Amnesty International fait pression en faveur d’un traité final qui englobe l’ensemble des armes et munitions utilisées pendant les opérations militaires ou de sécurité intérieure, ainsi que les équipement connexes, les pièces détachées et la technologie.

« Aucune dérogation ne doit être autorisée et, pour être efficace, le TCA doit contenir une "règle d’or" exigeant des États qu’ils cessent tout transfert d’armes dès lors qu’il existe un risque substantiel que celles-ci soient utilisées pour commettre ou faciliter des violations graves du droit international relatif aux droits humains ou du droit international humanitaire », a déclaré Brian Wood, responsable du programme Contrôle des armes et droits humains à Amnesty International.

« Le traité doit aussi interdire totalement les transferts d’armes qui apporteraient aide ou assistance à la commission de crimes relevant du droit international, tels que les exécutions extrajudiciaires, la torture et les disparitions forcées. »

En Chine, ce sont les entreprises d’État qui exportent la grande majorité des armes classiques vendues par le pays. Ces dernières années, elles en ont expédié dans des pays comme le Zimbabwe, la République démocratique du Congo et le Soudan.

En juillet 2011, en plein conflit armé en Libye, des représentants du colonel Mouammar Kadhafi se seraient rendus à Pékin pour négocier en secret l’achat d’armes pour un montant de 200 millions de dollars (environ 150 millions d’euros). Rien ne prouve que ce transfert a eu lieu, mais les entreprises chinoises se sont montrées disposées à vendre ces équipements au gouvernement Kadhafi malgré l’embargo sur les armes imposé par le Conseil de sécurité des Nations unies.

La France a vendu des véhicules civils militarisables au Soudan, où ils ont été utilisés par les milices soutenues par le gouvernement, les Janjawids, qui ont commis des violations flagrantes des droits humains dans la région du Darfour.

Par le passé, la Syrie a été principalement approvisionnée en armes et en munitions par l’Union soviétique, et elle continue de l’être par la Russie, deuxième exportateur d’armes au monde.

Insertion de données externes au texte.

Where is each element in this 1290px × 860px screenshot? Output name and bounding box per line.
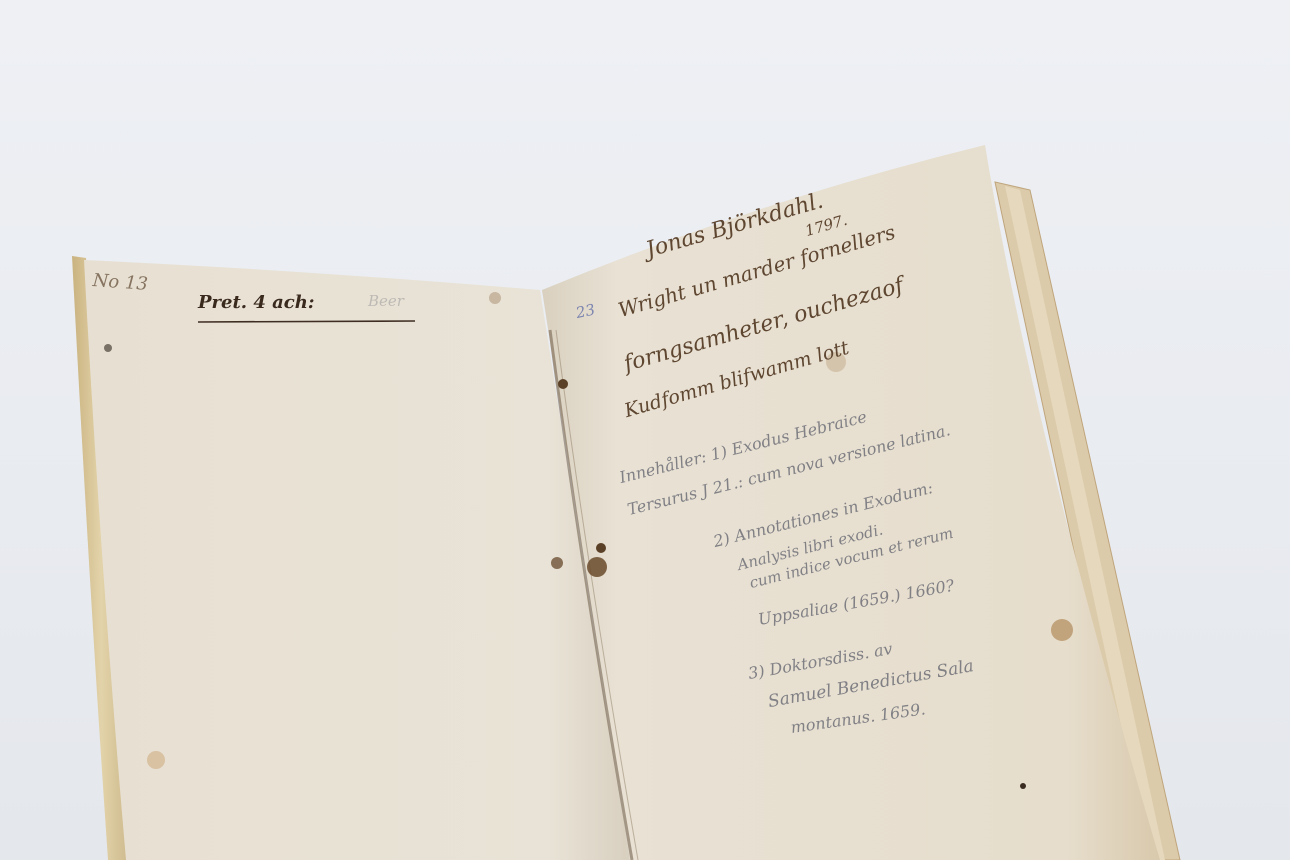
photo-scene: No 13 Pret. 4 ach: Beer 23 Jonas Björkda… <box>0 0 1290 860</box>
left-page <box>84 260 630 860</box>
faint-note-text: Beer <box>368 292 404 310</box>
shelfmark-text: No 13 <box>92 270 149 295</box>
stain <box>558 379 568 389</box>
open-book <box>0 0 1290 860</box>
price-note-text: Pret. 4 ach: <box>198 292 314 313</box>
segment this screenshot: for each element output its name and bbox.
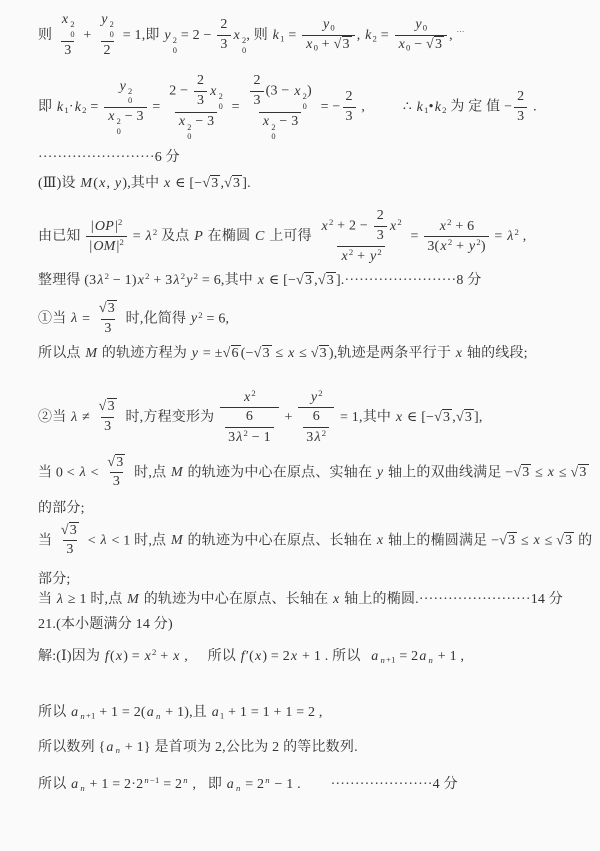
score-6-line: ························6 分 <box>38 148 578 168</box>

Dès 2011, alors que des manifestants étaient tués dans tout le pays pour avoir revendiqué plus de libertés, et même quand la situation a dégénéré en un conflit armé interne entre le gouvernement et les forces d’opposition en juillet 2012, la Russie et la Chine ont bloqué tous les efforts de l’ONU visant à imposer un embargo sur les armes et des sanctions à la Syrie. Le gouvernement russe continue de faire des déclarations ambiguës sur ses ventes et livraisons d’armes à la Syrie. Amnesty International a constaté dans ce pays l’utilisation de toute une série d’armes et d’équipements militaires russes et de l’époque soviétique, allant des avions de combats aux bombes à sous-munitions.

Au Royaume-Uni, il est de plus en plus clairement établi que des courtiers étrangers utilisent des sociétés écrans pour fournir des armes et des munitions à des pays où ces dernières risquent d’être utilisées pour commettre ou faciliter de graves violations des droits humains.

Ce système comprend une chaîne d’approvisionnement clandestine qui a permis la livraison de plusieurs grosses cargaisons de chars, d’armes de petit calibre, de matériel d’artillerie et d’armes légères au Soudan du Sud via le Kenya fin 2007 et début 2008.

Amnesty International a vu ces chars de combat ukrainiens – qui sont totalement inadapté aux combats urbains – utilisés dans des zones civiles habitées dans le comté de Mayom, au Soudan du Sud, en janvier 2012.

« Même s’il ne sera pas un remède miracle contre toutes les utilisations abusives des armes dans le monde, un traité fort sur le commerce des armes sera une étape importante vers une plus grande sécurité et une meilleure protection des droits humains des milliards de personnes qui vivent aujourd’hui dans la peur », a ajouté Brian Wood.